Champhai – The road to Champhai was less a road than a rocky trail punctuated by landslides. Took 8 hours to do the 100 kms from Saitual, the most obscenely difficult road of all in Mizoram. Since my permit would run out in a week’s time, decided to stick around in Champhai for 3 nights. Loved the town, which had a different landscape of the Mizo hills compared to other Mizo towns. Lots of green fields, beautiful evening light and rolling hills. I wanted to go further to Farkawn and Murlen but just didn’t have the time. The perils of a stringent permit regime and a slow, relaxed travel routine.

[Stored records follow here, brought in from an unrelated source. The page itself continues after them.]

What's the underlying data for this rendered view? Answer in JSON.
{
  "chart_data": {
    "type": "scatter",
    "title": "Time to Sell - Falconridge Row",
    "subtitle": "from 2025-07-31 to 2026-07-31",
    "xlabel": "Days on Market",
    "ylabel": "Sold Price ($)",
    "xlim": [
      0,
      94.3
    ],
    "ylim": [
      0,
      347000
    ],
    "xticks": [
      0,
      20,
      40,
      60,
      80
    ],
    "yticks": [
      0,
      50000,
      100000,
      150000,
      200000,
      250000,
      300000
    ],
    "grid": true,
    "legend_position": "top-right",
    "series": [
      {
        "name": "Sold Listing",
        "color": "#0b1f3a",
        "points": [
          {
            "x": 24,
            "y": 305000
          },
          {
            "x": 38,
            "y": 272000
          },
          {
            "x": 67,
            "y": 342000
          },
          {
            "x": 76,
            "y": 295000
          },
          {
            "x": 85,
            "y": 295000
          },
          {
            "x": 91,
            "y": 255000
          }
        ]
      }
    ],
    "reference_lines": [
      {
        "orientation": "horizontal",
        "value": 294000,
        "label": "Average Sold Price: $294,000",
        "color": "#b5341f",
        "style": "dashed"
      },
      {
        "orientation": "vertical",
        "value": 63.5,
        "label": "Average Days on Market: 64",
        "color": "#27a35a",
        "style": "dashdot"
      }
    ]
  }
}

Kolasib – Since I had two days left in my permit, decided to break my journey in the little-visited town of Kolasib on the way to Silchar. There was a wedding at the tourist lodge on the day I landed here and since I like social evenings when I travel alone, it was good fun with lots of alcohol and 80s rock music. The lodge here doesn’t have any views but there’s a school at the back which had a little clearing (infested with mosquitoes) that gave a nice view of the sunset over the hills.

The best view of the hills is from the viewpoint just after Thingdawl on the Aizawl road with a jawdropping view of an entire range of hills. There are also nice views of the lake from some of the shop terraces on the way to the market who were nice enough to let me in to take pictures from the rooftops.

So that was the account of my first tour of Mizoram lasting 29 days.